In Hinduism and Buddhism, samadhi is the state of intense, single-pointed concentration. The Buddha identified right concentration (samma samādhi) as an element in the cessation of suffering. As well as reducing emotional responses, meditation increases attention on the present.

Consequently, timelessness is experienced for longer durations. Avoiding the illusion becomes easier. But what about falling back into the trap? Is it down to chance, like landing on the “Go To Jail” space in Monopoly? Or can we do something about it?

Remaining Free From Psychological Time Is The Hard Part Mindful concentration is an ongoing practice. Someone in top physical shape who stops exercising and eats junk food every day will notice a rapid deterioration in health. The same is true of the mind. Neglecting meditation weakens the connection to the present, making us susceptible to the magnetic fields of past and future.
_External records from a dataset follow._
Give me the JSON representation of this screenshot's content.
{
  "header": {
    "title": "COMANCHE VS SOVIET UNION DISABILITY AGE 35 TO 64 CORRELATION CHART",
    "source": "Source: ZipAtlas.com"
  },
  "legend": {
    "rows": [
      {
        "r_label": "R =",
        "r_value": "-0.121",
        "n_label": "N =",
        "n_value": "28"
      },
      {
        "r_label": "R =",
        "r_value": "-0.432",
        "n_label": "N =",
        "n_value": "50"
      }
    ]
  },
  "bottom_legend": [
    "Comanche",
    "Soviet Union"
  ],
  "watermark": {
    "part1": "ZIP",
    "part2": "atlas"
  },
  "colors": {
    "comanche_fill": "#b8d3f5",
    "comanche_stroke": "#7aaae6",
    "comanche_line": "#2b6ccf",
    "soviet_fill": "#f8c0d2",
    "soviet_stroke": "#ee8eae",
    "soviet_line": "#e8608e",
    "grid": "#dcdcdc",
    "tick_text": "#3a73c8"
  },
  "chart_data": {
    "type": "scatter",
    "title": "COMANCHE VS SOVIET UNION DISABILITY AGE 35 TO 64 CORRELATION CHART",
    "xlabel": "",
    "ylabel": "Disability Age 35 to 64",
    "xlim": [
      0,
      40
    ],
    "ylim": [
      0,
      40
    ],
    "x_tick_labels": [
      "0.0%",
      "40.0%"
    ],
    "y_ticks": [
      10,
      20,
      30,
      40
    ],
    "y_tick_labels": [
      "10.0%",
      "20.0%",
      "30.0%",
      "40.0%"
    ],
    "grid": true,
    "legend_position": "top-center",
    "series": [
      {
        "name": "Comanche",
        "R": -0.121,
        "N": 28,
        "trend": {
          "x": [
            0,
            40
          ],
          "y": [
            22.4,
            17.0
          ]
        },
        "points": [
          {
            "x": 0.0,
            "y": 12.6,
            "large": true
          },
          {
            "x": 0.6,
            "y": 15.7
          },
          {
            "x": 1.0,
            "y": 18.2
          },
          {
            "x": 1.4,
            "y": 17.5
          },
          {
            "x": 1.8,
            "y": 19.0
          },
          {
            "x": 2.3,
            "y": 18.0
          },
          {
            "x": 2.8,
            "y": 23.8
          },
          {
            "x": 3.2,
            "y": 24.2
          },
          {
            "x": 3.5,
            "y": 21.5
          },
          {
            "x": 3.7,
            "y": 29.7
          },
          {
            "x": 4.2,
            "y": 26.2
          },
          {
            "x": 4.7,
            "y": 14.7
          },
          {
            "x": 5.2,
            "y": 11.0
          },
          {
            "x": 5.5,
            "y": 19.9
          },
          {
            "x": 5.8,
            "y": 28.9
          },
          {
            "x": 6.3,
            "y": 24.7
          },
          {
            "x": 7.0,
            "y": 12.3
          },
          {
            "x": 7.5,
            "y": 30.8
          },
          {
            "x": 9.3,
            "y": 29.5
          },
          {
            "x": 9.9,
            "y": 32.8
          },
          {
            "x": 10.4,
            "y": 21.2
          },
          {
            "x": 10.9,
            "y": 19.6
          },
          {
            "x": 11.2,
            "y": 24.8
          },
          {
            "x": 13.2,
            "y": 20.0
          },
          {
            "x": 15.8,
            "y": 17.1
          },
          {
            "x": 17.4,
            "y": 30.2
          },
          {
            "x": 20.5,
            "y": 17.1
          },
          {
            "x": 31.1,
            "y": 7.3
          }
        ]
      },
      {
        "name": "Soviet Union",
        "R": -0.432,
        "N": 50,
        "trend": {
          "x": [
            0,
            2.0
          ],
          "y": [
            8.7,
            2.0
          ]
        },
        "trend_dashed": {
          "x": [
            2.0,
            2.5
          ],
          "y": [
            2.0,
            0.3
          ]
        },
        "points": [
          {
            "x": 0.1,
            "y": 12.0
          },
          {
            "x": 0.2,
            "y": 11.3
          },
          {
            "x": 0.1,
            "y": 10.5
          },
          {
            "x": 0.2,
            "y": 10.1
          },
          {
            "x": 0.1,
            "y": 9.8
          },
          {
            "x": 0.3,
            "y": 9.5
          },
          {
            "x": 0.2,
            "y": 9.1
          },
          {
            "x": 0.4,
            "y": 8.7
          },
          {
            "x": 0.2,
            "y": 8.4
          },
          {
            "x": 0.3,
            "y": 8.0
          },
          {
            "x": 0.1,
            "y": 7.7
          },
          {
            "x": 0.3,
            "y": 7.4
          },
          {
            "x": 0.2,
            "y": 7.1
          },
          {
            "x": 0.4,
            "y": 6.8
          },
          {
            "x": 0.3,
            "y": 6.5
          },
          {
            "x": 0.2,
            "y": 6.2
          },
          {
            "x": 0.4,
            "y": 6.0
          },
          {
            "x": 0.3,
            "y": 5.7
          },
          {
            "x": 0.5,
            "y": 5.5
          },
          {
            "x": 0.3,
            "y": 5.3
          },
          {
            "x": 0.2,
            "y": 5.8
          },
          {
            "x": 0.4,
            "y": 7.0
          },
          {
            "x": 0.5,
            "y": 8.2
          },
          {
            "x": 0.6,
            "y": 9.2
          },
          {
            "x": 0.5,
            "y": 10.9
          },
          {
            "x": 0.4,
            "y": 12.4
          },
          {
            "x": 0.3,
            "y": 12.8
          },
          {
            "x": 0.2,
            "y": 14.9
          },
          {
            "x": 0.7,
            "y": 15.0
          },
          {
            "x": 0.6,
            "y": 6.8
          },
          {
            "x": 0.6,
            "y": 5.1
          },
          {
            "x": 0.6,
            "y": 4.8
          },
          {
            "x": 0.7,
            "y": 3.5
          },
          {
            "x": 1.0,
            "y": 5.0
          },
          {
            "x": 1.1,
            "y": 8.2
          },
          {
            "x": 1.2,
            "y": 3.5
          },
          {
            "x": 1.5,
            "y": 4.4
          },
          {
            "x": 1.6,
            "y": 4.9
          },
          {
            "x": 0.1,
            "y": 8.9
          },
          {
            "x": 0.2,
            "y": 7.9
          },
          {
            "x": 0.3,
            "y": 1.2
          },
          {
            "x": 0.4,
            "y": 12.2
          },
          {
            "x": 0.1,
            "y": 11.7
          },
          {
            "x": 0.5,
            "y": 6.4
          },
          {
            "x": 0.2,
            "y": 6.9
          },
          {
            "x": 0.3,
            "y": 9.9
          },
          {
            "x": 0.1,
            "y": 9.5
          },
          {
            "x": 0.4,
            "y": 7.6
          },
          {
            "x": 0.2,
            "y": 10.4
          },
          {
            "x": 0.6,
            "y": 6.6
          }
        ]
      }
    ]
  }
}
Breaking free and remaining free is an ongoing process. It’s an experience lived in every moment. Every flash of past or future provides us with an opportunity to step back and re-focus on the present.

The emotional resonance of past and future changes over time, too. As we grow, new experiences enter our lives to test us. For example, when preparing to present at SAND Italy, the magnetic field around the future was strong, fuelled by anxiety around my “big break.” Often I found myself completely attached to these images.

The same is true of the magnetic field for the past. Someone you love may die. You might lose your job. It may be as simple as experiencing a tough time, and longing for happiness once felt. In these instances it’s understandable if the emotional resonance creates a strong magnetic field and attention goes towards the past, or fears of an uncertain future.


Building Resilience And Increasing Comfort Zones

Picture this related to your comfort zone; as you stretch yourself and continue to grow, new challenges mix with the illusion. Fortunately, spiritual practices such as letting go and right concentration build resilience to these magnetic fields. The “magnitude” of events reduce. Emotional responses become subtler and subtler.

Talking from experience, when my anxiety skyrocketed, my consciousness was infiltrated by constant, domineering images of the future like a mental 3D IMAX. The emotional response was instant and frantic. Every quickfire, super-HD, surround-sound projection of a basic social interaction triggered panic.

As I’ve grown, 3D IMAX moments are a rarity. Mostly, mental images enter my awareness like a light mist. They come and go, fleetingly. The magnetic fields lacks attraction. Occasionally, for a multitude of reasons, they appear denser. Regulating and purifying these aspects of mind are one of many aspects of spiritual growth.

Once skills are cultivated to return to the present with increasing efficiency, they won’t disappear. They’ll enable you to experience greater and greater challenges, while remaining balanced. The illusion will rarely present itself as truth; and when it does, you’ll have compassion for yourself.

Ultimately, the freedom beyond the illusion of psychological time is a tonic to feeling truly alive. It’s empowerment personified, a reminder that the prison is escapable, that our inherent nature is to bathe in timelessness, free, liberated, magnetised by the magic of the present, the richness of this very moment.